I normally refer you to Food Network for Alton’s pie crust, but this time, I’m reprinting it below with how I make it. If you’ve never made pie crust before, I strongly recommend you watch the Good Eats episode “I Pie” for more information.
Alton’s Pie Crust [printable recipe]
Adapted from Alton Brown’s Good Eats episode, I Pie
Makes 1 9″ pie shell
- 3 ounces (6 tablespoons) butter
- 1 ounce (2 tablespoons) lard
- 6 ounces (approximately 1 cup) all-purpose flour, plus extra for rolling dough
- 1/2 teaspoon table salt
- 1/4 cup cold water
Cut butter and lard into small pieces. Combine flour and salt in a food processor and pulse a couple of times. Sprinkle the butter pieces evenly over the flour’s surface and pulse 5 or 6 times until the flour begins to look sandy. Sprinkle the lard pieces evenly over the surface and pulse another 5 or 6 times. The mixture should now begin to start to have texture. Sprinkle a little bit of water over – about a teaspoon’s worth. Pulse another 4 times. Repeat sprinkling a teaspoon of water and pulsing 3 times until the dough begins to come together. It is ready when it holds together after being squeezed. (It will not look like bread dough and will be all crumbly.)
Scoop out the dough and squeeze into a rough disc 5″ or so in diameter. Put it inside a gallon ziptop bag and refrigerate for 30 minutes.
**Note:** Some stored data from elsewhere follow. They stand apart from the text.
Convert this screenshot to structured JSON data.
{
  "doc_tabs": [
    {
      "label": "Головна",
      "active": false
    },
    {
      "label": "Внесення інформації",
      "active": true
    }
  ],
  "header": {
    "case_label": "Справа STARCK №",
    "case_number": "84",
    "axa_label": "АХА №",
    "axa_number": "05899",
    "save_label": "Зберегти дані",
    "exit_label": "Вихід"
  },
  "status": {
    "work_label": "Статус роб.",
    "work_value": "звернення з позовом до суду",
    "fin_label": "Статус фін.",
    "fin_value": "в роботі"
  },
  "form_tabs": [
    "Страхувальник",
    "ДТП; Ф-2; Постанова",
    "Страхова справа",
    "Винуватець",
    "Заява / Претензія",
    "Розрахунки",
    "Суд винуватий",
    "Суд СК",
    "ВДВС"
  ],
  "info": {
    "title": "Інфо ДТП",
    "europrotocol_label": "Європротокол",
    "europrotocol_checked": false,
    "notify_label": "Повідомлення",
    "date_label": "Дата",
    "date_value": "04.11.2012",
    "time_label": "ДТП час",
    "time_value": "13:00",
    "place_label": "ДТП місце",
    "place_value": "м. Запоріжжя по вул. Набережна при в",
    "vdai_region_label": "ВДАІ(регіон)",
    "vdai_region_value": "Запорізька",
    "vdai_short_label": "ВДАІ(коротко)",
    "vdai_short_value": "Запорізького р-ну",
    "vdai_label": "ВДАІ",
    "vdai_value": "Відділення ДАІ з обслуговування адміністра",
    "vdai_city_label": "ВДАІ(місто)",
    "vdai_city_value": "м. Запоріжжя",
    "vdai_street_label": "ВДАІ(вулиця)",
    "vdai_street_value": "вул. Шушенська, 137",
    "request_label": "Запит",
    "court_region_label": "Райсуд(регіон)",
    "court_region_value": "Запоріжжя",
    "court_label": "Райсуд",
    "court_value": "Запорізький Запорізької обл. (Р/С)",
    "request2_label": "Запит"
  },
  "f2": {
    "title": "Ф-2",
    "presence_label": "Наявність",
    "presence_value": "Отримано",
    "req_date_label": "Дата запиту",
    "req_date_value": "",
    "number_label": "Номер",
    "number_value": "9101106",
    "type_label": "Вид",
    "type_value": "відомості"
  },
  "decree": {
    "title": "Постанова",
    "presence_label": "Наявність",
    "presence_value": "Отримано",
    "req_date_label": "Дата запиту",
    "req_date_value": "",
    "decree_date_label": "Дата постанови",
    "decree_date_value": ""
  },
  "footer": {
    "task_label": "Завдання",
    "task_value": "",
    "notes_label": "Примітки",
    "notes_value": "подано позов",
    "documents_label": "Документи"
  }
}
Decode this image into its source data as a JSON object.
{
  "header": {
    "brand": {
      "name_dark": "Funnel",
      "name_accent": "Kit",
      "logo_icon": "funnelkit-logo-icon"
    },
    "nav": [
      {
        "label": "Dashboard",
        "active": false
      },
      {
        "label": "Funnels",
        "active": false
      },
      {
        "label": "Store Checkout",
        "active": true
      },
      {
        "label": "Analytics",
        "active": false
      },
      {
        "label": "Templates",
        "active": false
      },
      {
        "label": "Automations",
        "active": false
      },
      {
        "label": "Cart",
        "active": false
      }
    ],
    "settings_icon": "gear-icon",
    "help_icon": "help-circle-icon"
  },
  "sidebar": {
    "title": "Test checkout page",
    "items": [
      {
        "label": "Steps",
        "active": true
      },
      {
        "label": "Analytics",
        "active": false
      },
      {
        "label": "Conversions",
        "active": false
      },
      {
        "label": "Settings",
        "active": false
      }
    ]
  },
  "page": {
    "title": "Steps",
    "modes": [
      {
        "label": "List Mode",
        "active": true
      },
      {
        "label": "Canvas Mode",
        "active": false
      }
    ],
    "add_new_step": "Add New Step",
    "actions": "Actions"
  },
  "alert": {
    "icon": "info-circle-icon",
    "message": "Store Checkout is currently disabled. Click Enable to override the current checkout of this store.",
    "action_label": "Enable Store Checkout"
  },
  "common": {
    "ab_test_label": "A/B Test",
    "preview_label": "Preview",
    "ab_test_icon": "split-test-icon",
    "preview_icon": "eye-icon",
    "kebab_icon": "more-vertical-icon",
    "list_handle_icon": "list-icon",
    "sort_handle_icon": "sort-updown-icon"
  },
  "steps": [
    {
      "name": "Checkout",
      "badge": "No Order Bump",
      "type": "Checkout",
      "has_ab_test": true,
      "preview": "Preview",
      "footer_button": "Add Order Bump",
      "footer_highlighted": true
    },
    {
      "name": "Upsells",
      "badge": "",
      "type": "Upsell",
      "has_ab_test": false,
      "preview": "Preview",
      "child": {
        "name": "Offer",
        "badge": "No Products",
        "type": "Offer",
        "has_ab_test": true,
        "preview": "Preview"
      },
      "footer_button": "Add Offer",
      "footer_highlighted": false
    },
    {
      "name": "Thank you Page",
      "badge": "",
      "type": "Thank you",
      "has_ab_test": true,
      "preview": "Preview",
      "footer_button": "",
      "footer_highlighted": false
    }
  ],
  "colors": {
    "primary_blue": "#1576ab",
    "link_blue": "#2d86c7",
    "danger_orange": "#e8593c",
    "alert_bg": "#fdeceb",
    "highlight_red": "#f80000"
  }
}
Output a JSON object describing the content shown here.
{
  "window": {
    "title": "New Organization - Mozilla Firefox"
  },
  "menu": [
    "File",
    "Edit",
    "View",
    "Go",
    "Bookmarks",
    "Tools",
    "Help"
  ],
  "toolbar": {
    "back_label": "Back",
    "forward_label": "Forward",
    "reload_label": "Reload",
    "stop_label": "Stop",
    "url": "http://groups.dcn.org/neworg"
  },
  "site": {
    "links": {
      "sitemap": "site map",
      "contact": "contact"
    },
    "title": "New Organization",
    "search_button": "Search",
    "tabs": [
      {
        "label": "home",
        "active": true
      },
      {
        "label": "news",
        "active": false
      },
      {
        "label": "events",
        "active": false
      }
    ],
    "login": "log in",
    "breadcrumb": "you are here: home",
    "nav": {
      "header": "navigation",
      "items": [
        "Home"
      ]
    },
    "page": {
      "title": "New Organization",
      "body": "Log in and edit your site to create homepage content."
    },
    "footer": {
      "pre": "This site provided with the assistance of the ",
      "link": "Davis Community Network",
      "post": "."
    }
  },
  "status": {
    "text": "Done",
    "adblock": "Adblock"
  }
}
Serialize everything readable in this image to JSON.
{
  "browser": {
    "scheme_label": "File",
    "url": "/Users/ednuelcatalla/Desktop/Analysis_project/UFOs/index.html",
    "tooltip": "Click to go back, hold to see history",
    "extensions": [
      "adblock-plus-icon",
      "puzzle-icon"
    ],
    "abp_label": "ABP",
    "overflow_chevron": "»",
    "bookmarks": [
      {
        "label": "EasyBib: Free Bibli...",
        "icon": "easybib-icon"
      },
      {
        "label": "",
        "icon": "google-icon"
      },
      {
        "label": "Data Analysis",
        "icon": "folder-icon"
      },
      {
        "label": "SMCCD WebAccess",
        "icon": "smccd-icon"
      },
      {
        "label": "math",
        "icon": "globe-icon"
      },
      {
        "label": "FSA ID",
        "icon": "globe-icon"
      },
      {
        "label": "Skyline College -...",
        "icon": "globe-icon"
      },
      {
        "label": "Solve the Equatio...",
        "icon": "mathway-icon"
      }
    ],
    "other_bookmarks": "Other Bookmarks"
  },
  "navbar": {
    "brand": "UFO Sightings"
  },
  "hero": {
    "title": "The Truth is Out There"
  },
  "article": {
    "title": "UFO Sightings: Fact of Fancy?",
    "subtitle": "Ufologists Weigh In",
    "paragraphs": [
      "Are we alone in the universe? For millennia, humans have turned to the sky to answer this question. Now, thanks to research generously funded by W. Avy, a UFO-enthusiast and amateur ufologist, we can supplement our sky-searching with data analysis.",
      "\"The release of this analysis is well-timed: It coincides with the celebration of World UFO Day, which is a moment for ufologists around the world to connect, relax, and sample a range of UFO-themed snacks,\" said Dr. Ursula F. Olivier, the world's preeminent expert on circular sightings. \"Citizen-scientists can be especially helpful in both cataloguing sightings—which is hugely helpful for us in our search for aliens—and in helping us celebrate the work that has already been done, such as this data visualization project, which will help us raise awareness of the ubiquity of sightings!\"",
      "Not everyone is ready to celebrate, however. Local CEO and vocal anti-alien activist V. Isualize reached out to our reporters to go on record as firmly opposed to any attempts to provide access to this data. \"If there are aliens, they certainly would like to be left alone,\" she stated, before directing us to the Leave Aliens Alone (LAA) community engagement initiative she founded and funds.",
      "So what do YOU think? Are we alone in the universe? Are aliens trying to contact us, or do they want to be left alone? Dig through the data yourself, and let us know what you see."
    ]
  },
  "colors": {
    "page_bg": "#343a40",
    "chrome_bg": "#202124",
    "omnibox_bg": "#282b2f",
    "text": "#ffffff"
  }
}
Remove the dough from the fridge and cut open the 2 sides of the bag. Sprinkle a little bit of flour over both sides of the disc and recover. Roll out until the dough takes up all of the space inside the bag. Open the bag and place a pie pan upside down on top of the dough and flip over. (The dough will now be resting comfortably inside the dish.) Remove the plastic. Trim the edges and make a nice fluted edge or press the tines of a fork into it.
If using this for a pie that requires a blind-baked pie crust, dock the pie all over and fill most of the way with pie weights or dried beans. Bake at 425F for 10 minutes or until golden brown. Remove, let cool and continue with your recipe.
The pecan pie recipe below does not require blind baking.
Bakerella’s Mama’s Pecan Pie [printable recipe]
Adapted from Bakerella
Makes 1 9″ pie
- 5 1/2 ounces chopped pecans
- 5 tbsp butter
- 5 ounces brown sugar
- 5 oz light corn syrup
- 2 eggs
- 1 tsp vanilla
- 1 tsp all-purpose flour
- 1/2 tsp salt
- 1 dash baking powder
- 1 recipe Alton’s Pie Crust, uncooked
Melt butter in the microwave and set aside. If desired, toast pecans.
Preheat oven to 350°.
In a large bowl, stir together sugar, flour, salt and baking powder. Beat eggs together with vanilla, corn syrup and melted butter. Mix egg mixture into the sugar mixture and combine thoroughly. Fold in the pecans.
Pour the mixture carefully into the pie crust. Bake for 45 to 60 minutes or until the pies have swollen and then fallen.
Cool on a rack for an hour then chill.